Sur réquisitions écrites du procureur de la République aux fins de recherche et de poursuite d’infractions qu’il précise, l’identité de toute personne peut également être contrôlée, selon les mêmes modalités, dans les lieux et pour une période de temps déterminés par ce magistrat (ancien alinéa 6 devenu alinéa 7 depuis la loi 2016-731 du 3 juin 2016).

En l’espèce, le procès-verbal d’interpellation du 18 février 2023 à 19h20 mentionne, qu’agissant sur réquisitions du procureur de la République du tribunal judiciaire de Montpellier délivré le 9 février 2023 aux fins de contrôle d’identité, de fouilles de véhicules, arrêtés ou stationnés sur la voie publique et d’inspections visuelles et de fouille des bagages sur la commune de [Localité 7] sur le secteur [Localité 10], de passage centre commercial le Triangle [Adresse 2], les agents de police judiciaire en patrouille agissant sous l’ordre de l’Officier de policier judiciaire et sous sa responsabilité ont constaté la présence d’un individu assis sur les marches du centre commercial, au visa de l’article 78-6 du code de procédure pénale, ont procédé au contrôle d’identité de cet individu, lequel, démuni de documents justifiant son identité a dit se nommer [C] [Z] né le [Date naissance 5]/1996 à [Localité 6] en Tunisie.

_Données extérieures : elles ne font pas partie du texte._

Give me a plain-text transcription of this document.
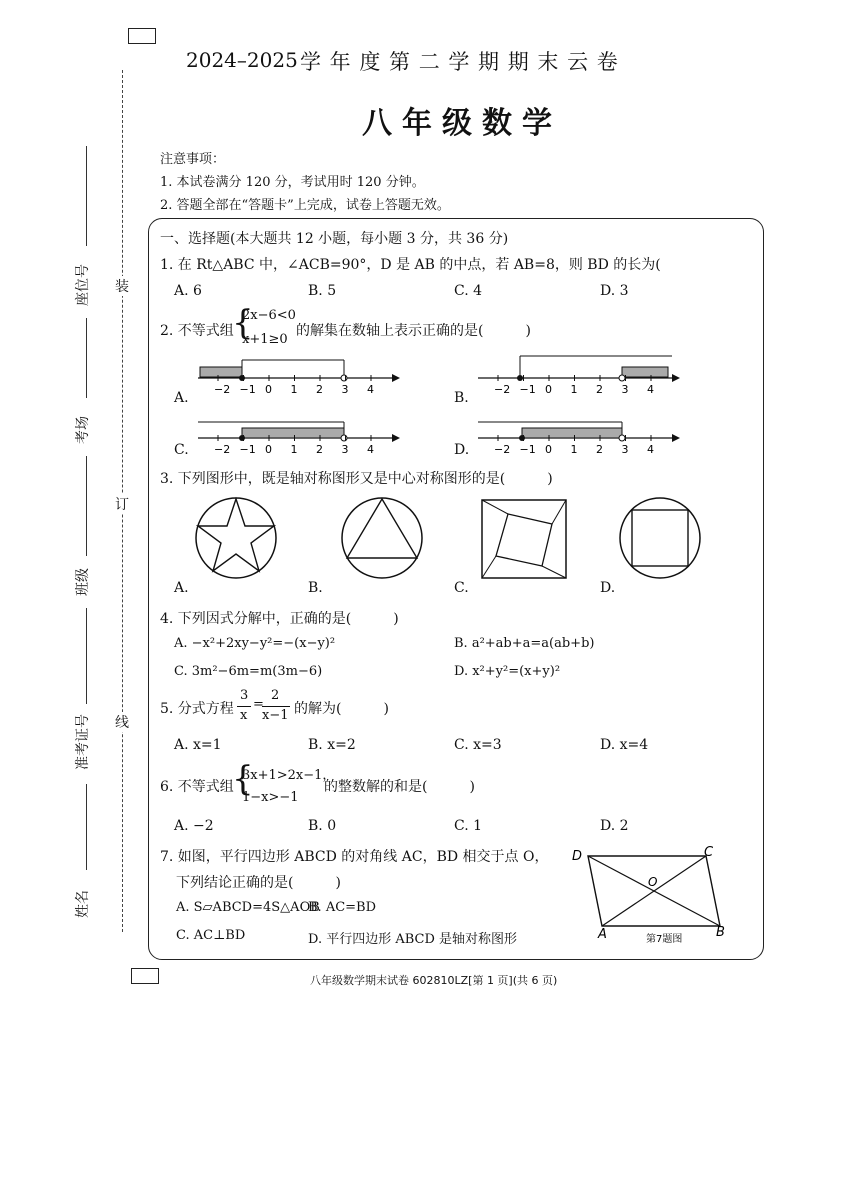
2024–2025 学 年 度 第 二 学 期 期 末 云 卷
八年级数学
注意事项：
1. 本试卷满分 120 分，考试用时 120 分钟。
2. 答题全部在“答题卡”上完成，试卷上答题无效。
装
订
线
座位号
考场
班级
准考证号
姓名
一、选择题(本大题共 12 小题，每小题 3 分，共 36 分)
1. 在 Rt△ABC 中，∠ACB=90°，D 是 AB 的中点，若 AB=8，则 BD 的长为(
A. 6	B. 5	C. 4	D. 3
2. 不等式组
{
2x−6<0
x+1≥0
的解集在数轴上表示正确的是(　　　)
−2 −1 0 1 2 3 4	−2 −1 0 1 2 3 4
−2 −1 0 1 2 3 4	−2 −1 0 1 2 3 4
A.	B.
C.	D.
3. 下列图形中，既是轴对称图形又是中心对称图形的是(　　　)
A.	B.	C.	D.
4. 下列因式分解中，正确的是(　　　)
A. −x²+2xy−y²=−(x−y)²	B. a²+ab+a=a(ab+b)
C. 3m²−6m=m(3m−6)	D. x²+y²=(x+y)²
5. 分式方程
3
x
=
2
x−1 的解为(　　　)
A. x=1	B. x=2	C. x=3	D. x=4
6. 不等式组
{
3x+1>2x−1，
1−x>−1
的整数解的和是(　　　)
A. −2	B. 0	C. 1	D. 2
7. 如图，平行四边形 ABCD 的对角线 AC，BD 相交于点 O，
下列结论正确的是(　　　)
A. S▱ABCD=4S△AOB
B. AC=BD
C. AC⊥BD	D. 平行四边形 ABCD 是轴对称图形
D	C
O
A	B
第7题图
八年级数学期末试卷 602810LZ[第 1 页](共 6 页)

En l’espèce, les réquisitions du procureur de la République de Montpellier su 9 février 2023 requéraient des officiers de police judiciaire placés sous l’autorité du directeur départemental de la sécurité publique de l’Hérault, en application des dispositions de l’article 78-2 alinéa 7 et 78-2-2 du code de procédure pénale, la réalisation notamment de contrôles d’identité le samedi 18 février 2023 de 17 h à 23 h secteurs [Localité 10] aux fins de recherche d’auteurs d’infractions d’actes de terrorisme, d’infractions à la législation des armes et explosifs, à la législation sur les stupéfiants, de vols et recels . .Il n’est pas contesté que le contrôle intervenu le 18 février 2023 à 19h20 au niveau du centre commercial le [Adresse 9] se situait dans le secteur délimité par le procureur de la République.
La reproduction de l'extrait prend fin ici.